Currently in its second phase of development, the web site (nchealthinfo.org) will offer North Carolinians links to programs and services in their communities and provide user-friendly access to a wealth of consumer health information. It will also offer connections to and from the NLM's MEDLINEplus online repository of health and disease information.

SILS Dean Joanne Gard Marshall, HSL Director Carol Jenkins and Diana McDuffee (SILS MSLS 1980), library network director of NC AHEC (Area Health Education Centers), are the principal investigators for this unique collaborative effort funded through a contract by the NLM. The project is staffed by project director Peggy Hull, project coordinator Christie Silbajoris (SILS MSLS 2000) and technical developer Brian Hilligoss (MSIS 2001).

"This is an exciting project that will benefit all citizens of North Carolina," noted Marshall. "As people want to be more involved in making informed health decisions, we need to build systems and services that provide access to reliable and up-to-date resources."

The project is currently soliciting web site recommendations from health professionals, librarians and other individuals from across the state. Those wishing to recommend sites may submit them online at nchealthinfo.org. Organizers plan to unveil the site to the general public later this year. NC Health Info is the first project of its type in the United States and is being designed as a prototype that other states can replicate.

The Health Sciences Library is the primary library for UNC at Chapel Hill's Schools of Dentistry, Medicine, Nursing, Pharmacy and Public Health, and UNC Hospitals. It also serves the health information needs of the entire university. The library is open to the public and users have free access to the open collections. The library collections contain over 290,000 volumes, including recent and historical materials, 4,000 current serial titles, and over 8,900 audiovisual and microcomputer software programs.

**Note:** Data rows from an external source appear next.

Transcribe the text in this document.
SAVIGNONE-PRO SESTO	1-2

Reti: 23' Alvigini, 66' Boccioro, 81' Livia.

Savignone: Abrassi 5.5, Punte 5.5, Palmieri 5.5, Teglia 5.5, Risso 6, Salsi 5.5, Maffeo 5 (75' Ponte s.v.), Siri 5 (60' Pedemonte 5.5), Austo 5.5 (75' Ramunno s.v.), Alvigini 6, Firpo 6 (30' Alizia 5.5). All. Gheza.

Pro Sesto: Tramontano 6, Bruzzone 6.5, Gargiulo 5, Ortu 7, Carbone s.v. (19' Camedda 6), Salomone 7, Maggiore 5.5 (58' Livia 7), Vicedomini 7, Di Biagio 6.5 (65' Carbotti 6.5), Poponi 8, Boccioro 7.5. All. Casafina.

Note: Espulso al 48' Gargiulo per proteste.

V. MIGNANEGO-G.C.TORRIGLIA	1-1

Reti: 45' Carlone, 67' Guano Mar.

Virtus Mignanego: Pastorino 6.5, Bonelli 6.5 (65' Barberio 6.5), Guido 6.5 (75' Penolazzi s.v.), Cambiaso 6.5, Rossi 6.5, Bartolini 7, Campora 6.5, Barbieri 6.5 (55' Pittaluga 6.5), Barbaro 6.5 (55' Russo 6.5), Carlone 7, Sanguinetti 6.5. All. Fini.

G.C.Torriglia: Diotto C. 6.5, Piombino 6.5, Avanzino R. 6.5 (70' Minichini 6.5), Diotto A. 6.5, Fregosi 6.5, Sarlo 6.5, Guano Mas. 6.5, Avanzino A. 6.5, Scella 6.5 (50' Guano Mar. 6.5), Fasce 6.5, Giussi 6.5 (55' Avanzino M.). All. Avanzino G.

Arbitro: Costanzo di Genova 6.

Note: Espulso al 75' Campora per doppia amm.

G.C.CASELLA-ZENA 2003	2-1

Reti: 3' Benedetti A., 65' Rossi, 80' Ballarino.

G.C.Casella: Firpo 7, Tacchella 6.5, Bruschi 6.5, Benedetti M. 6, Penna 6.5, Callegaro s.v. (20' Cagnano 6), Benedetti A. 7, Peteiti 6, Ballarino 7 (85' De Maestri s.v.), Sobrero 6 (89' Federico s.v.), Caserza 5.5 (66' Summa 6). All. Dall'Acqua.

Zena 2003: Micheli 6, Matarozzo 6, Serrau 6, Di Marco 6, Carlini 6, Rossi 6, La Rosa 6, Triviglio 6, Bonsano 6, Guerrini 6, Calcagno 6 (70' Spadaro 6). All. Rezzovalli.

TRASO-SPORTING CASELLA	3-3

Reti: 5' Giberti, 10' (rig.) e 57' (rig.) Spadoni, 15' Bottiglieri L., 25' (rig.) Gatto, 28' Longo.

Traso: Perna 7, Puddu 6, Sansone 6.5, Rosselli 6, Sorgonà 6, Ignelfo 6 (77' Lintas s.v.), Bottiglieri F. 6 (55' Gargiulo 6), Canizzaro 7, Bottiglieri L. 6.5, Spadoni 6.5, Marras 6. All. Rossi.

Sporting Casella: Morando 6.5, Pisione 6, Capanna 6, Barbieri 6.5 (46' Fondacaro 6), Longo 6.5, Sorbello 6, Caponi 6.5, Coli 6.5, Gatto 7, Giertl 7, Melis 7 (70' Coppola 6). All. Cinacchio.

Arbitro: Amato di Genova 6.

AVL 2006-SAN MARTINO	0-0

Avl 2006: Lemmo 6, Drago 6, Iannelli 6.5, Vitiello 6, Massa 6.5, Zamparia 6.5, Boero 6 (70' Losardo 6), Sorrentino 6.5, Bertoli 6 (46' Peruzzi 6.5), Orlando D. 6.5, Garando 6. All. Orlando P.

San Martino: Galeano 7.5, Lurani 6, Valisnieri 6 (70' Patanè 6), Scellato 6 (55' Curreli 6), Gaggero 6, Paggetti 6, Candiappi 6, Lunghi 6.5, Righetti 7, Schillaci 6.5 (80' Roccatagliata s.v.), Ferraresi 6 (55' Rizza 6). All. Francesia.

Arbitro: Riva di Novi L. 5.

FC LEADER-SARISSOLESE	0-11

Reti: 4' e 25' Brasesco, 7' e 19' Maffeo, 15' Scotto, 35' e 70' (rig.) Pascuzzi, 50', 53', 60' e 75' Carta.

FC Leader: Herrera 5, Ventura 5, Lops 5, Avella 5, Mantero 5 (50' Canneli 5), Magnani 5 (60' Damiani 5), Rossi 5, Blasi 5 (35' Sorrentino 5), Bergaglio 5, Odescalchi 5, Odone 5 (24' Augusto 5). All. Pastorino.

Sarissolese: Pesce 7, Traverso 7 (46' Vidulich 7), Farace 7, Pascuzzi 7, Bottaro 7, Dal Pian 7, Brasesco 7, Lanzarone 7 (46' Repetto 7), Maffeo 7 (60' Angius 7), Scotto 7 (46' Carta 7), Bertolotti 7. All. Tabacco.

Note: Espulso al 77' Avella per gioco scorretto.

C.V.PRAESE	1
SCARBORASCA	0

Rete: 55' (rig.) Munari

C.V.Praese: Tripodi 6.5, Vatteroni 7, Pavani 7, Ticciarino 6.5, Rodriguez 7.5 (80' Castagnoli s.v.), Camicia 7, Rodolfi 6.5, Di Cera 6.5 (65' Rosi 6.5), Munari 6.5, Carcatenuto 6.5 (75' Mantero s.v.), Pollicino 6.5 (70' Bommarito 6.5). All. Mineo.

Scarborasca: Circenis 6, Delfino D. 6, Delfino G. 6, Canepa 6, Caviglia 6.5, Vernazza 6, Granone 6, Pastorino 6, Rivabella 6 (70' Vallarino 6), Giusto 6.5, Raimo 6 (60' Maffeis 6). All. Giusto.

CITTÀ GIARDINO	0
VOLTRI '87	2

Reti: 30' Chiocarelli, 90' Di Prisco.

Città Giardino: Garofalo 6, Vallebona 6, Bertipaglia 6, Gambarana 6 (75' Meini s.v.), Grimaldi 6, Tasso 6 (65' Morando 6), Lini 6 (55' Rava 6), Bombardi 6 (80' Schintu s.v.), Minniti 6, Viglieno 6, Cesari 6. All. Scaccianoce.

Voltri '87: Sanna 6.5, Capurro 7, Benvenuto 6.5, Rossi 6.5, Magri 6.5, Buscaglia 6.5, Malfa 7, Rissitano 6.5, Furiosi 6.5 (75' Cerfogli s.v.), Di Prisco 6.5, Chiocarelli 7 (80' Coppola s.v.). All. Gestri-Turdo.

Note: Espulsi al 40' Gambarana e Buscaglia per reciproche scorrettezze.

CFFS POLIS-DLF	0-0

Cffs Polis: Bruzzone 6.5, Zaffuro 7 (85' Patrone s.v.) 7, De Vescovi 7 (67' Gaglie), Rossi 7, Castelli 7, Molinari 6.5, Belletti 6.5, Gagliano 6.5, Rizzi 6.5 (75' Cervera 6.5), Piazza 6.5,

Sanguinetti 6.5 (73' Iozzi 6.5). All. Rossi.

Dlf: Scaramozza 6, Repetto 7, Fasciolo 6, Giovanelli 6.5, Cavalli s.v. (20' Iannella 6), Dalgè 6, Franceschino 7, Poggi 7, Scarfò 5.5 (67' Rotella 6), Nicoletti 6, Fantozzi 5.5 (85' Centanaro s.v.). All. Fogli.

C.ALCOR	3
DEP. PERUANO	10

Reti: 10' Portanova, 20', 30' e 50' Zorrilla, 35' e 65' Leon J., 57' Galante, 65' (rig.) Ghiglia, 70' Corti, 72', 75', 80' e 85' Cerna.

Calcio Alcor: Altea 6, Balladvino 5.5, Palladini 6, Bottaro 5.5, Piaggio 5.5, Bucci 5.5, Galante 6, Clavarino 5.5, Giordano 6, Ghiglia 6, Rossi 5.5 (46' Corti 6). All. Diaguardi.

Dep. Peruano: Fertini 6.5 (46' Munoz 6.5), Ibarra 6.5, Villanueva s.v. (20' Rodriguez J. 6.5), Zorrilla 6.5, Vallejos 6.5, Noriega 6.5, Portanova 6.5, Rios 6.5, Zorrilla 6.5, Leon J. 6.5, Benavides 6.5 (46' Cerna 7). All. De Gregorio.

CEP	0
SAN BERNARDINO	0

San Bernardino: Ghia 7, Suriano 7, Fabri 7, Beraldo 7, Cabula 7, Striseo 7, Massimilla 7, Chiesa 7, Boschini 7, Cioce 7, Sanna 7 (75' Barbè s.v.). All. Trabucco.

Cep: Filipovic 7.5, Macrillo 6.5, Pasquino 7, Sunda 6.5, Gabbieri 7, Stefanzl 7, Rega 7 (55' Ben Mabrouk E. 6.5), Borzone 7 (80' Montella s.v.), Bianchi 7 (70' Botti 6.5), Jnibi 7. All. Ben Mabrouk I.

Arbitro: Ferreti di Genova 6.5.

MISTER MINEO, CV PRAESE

The National Library of Medicine, on the campus of the National Institutes of Health in Bethesda, Maryland, is the world's largest medical library. The library collects materials in all areas of biomedicine and health care, as well as works on biomedical aspects of technology, the humanities, and the physical, life and social sciences. The collections stand at 6 million items -- books, journals, technical reports, manuscripts, microfilms, photographs and images.